There are many good reasons why Long Islanders should fear hospitals reaching capacity.
One is that capacity metrics are being used by Gov. Andrew M. Cuomo to decide whether a region should be placed in a red zone, essentially a shutdown to levels we saw this spring. That happens when hospitals increase the number of staffed beds, cancel elective surgeries, and still hit a high level in the rate of hospital admissions — indicating that the region would meet 90% hospital capacity within the next three weeks.
In a sign of the seriousness of the moment, New York City’s public hospitals this week moved to suspend elective surgeries. Cuomo has mandated that Long Island hospitals add beds to deal with the coronavirus-infection surge, but the region is not yet in the red zone. To keep it that way, and to keep many businesses open, hospitals can’t be filled to the brim.
Hospital capacity also matters because reaching that danger zone would be catastrophic. It would mean beds in hospital cafeterias or hallways, auditoriums or lobbies. It would mean caring for patients in outdoor tents, and staff working around the clock.
It would mean even more of a strain than Long Island is already experiencing — a strain on doctors and nurses who already have weathered a particularly difficult year, a strain on the stretched physical limits of hospitals. Consider that a Mount Sinai South Nassau unit reserved for on-call residents to steal a nap during long shifts is now a COVID-19 unit. The physicians have to get their sleep in a conference center.
Reaching a red-zone hospital capacity level also could make it harder to care for deathly ill patients. Hospitals vow that wouldn’t happen, but the advanced therapeutics and tireless care developed by Long Island doctors and nurses to fight COVID-19 require lots of hands and minds: To flip a sedated, intubated ICU patient on his or her stomach to increase oxygen flow, a team of multiple fully suited staffers needs to be at the ready. Then the patient must be flipped back after around 18 hours.

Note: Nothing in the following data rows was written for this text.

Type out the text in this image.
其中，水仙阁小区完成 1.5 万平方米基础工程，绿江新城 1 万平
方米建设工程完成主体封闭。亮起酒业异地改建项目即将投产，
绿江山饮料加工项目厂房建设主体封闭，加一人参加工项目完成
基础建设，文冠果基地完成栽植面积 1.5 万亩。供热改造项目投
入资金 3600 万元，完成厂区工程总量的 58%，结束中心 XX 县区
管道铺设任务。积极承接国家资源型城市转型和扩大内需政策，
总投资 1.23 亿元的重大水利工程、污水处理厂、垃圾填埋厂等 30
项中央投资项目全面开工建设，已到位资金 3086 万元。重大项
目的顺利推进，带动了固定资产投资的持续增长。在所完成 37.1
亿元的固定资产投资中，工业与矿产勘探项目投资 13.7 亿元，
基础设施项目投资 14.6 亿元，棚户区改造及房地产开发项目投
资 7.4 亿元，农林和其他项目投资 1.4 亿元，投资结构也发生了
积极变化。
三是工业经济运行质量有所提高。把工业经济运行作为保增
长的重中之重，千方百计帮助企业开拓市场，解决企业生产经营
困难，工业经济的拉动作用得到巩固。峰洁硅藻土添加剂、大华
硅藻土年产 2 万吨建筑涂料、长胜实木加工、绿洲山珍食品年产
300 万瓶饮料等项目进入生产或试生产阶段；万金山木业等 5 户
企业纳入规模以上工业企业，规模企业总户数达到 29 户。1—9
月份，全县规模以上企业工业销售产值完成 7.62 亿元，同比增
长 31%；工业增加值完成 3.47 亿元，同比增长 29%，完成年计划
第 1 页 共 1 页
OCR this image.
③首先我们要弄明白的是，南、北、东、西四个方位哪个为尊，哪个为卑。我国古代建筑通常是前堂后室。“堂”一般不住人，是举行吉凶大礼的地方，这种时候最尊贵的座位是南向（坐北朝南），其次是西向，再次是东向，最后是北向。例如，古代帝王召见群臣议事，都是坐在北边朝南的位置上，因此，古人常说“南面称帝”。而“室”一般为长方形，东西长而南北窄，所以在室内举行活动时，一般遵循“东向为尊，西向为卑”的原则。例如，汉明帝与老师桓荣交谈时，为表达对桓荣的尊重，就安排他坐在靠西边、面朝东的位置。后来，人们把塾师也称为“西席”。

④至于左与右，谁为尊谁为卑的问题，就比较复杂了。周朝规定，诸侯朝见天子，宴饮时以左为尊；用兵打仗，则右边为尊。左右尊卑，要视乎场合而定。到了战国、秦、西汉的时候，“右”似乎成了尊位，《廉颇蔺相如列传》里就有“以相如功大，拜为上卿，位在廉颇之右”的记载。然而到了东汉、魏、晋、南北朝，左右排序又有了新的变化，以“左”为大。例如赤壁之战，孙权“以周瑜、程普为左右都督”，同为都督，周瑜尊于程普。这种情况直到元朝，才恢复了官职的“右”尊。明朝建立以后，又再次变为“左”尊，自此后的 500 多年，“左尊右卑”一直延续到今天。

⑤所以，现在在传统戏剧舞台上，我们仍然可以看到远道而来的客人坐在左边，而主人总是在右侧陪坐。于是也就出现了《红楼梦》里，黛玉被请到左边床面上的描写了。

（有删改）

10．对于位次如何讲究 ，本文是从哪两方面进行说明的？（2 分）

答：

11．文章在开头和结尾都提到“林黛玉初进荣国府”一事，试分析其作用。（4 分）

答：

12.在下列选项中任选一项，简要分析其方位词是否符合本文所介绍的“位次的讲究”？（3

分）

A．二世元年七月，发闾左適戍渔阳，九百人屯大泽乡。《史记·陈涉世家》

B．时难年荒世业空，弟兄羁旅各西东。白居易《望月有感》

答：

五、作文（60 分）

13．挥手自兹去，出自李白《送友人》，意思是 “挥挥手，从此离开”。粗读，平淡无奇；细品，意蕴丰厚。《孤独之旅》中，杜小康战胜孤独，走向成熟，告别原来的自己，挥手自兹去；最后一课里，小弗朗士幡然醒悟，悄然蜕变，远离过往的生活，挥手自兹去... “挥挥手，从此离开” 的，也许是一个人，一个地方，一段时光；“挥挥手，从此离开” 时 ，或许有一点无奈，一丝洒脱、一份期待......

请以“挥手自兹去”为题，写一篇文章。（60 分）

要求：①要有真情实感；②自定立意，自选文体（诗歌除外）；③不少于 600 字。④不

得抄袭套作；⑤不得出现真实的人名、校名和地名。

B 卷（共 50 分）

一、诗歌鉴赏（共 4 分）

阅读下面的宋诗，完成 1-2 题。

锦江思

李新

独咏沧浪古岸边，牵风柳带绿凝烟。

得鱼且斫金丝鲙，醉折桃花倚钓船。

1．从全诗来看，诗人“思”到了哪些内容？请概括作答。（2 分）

A regional hospital system at emergency capacity would also likely mean more restrictions on visitation. Some Long Island hospital leaders have acknowledged the challenge of bringing in families to visit dying relatives. Many times this year, for instance, the dying were forced to say goodbye over a video call.
Fortunately, there are ways to prevent the system from overloading — on the state and hospital level, for example, by making sure hospitals around New York balance their loads. And the coronavirus spread can be held at bay by individuals who abide by restrictions on indoor gatherings, social distancing and mask wearing, all necessary even as vaccines are distributed. Cuomo’s office has estimated that in cases where the source of spread is documented, more than 70% come from small gatherings.
Stick with the restrictions, through these crucial months. The alternative would be horrific.